"Une nouvelle langue est presqu'une nouvelle vie, tu t’insères dans une autre logique et éprouves d’autres sentiments". J’ai pu mieux comprendre la volonté de m’exprimer dans une nouvelle langue : réussir à me soumettre à une métamorphose.
Jhumpa Lahiri est une écrivaine américaine d'origine indienne. Elle habite à Rome.
Avant d’écrire ces réflexions, j’ai reçu un email d’un ami de Rome, l’écrivain Domenico Starnone. Faisant référence à ma volonté de d’apprendre l’italien, il a écrit : « une nouvelle langue est presqu’une nouvelle vie, tu t’insères dans une autre logique et éprouves d’autres sentiments » .Combien m’ont rafraîchie ces mots ! Ils semblaient avoir des répercussion sur mon état d’âme après être arrivée à Rome et après avoir commencé à écrire en italien. Ils contenaient toute mon agitation, toute ma désorientation. En lisant le message, j’ai pu mieux comprendre la volonté de m’exprimer dans une nouvelle langue : réussir à me soumettre, en tant qu’écrivaine, à une métamorphose.
Au même moment où j’ai reçu ce message, quelqu’un m’a demandé, pendant une interview, quel était mon livre préféré. J’étais à Londres sur scène avec d’autres écrivains. Généralement cette question m’énerve : il n’existe pas, selon moi, un livre définitif, c’est pourquoi je ne sais jamais comment répondre. Mais cette fois, j’ai réussi à répondre sans aucune hésitation que mon livre préféré était « Les métamorphoses » d’Ovide. Je le considère comme un livre majestueux, un poème qui concerne et reflète tout. Je l’ai lu pour la première fois il y a vingt-cinq ans, en latin. J’étais une étudiante universitaire aux États-Unis. Une rencontre inoubliable, peut-être la lecture la plus satisfaisante de ma vie. Pour rejoindre ce poème j’ai dû me dédier à une langue étrangère, ancienne, exigeante. Pourtant, l’écriture d’Ovide m’a conquise, elle m’a fascinée. J’ai découvert une œuvre sublime, un langage vif, entrainant. Je crois que lire dans une langue étrangère est la façon la plus intime de lire.
Je me souviens comme si c’était hier le moment où Daphné, la nymphe, se transforme en laurier. Elle veut échapper à Apollon, le dieu pressant qui la désire. Elle voudrait rester seule, chaste et dévouée au bois et à la chasse comme la vierge Diane.
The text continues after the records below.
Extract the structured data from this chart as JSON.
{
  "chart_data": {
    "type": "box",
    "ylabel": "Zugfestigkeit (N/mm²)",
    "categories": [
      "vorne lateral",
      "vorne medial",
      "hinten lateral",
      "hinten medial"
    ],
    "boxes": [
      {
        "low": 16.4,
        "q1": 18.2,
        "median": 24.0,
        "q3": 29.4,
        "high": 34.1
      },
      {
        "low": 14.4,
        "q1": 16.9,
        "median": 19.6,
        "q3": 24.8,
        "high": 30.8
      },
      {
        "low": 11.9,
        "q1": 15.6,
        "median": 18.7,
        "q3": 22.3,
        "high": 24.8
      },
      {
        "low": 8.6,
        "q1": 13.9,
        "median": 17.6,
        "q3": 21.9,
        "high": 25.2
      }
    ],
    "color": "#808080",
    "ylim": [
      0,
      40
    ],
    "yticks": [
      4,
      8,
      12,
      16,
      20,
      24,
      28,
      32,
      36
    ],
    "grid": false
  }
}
Epuisée et incapable de s’enfuir du dieu, la nymphe supplie son père, une divinité fluviale, de l’aider. Ovide écrit : «Sa prière à peine achevée, une lourde torpeur s’empare de ses membres, sa tendre poitrine est serrée par une fine écorce, ses cheveux s’allongent en feuilles, en branches s’étendent ses bras, tandis que ses pieds, si vifs à l’instant, sont fixés par de solides racines. Une cime lui fait office de visage ; seul son éclat subsiste en elle». Quand Apollon pose sa main sur le tronc de l’arbre « il sent battre encore son cœur sous l’écorce nouvelle ».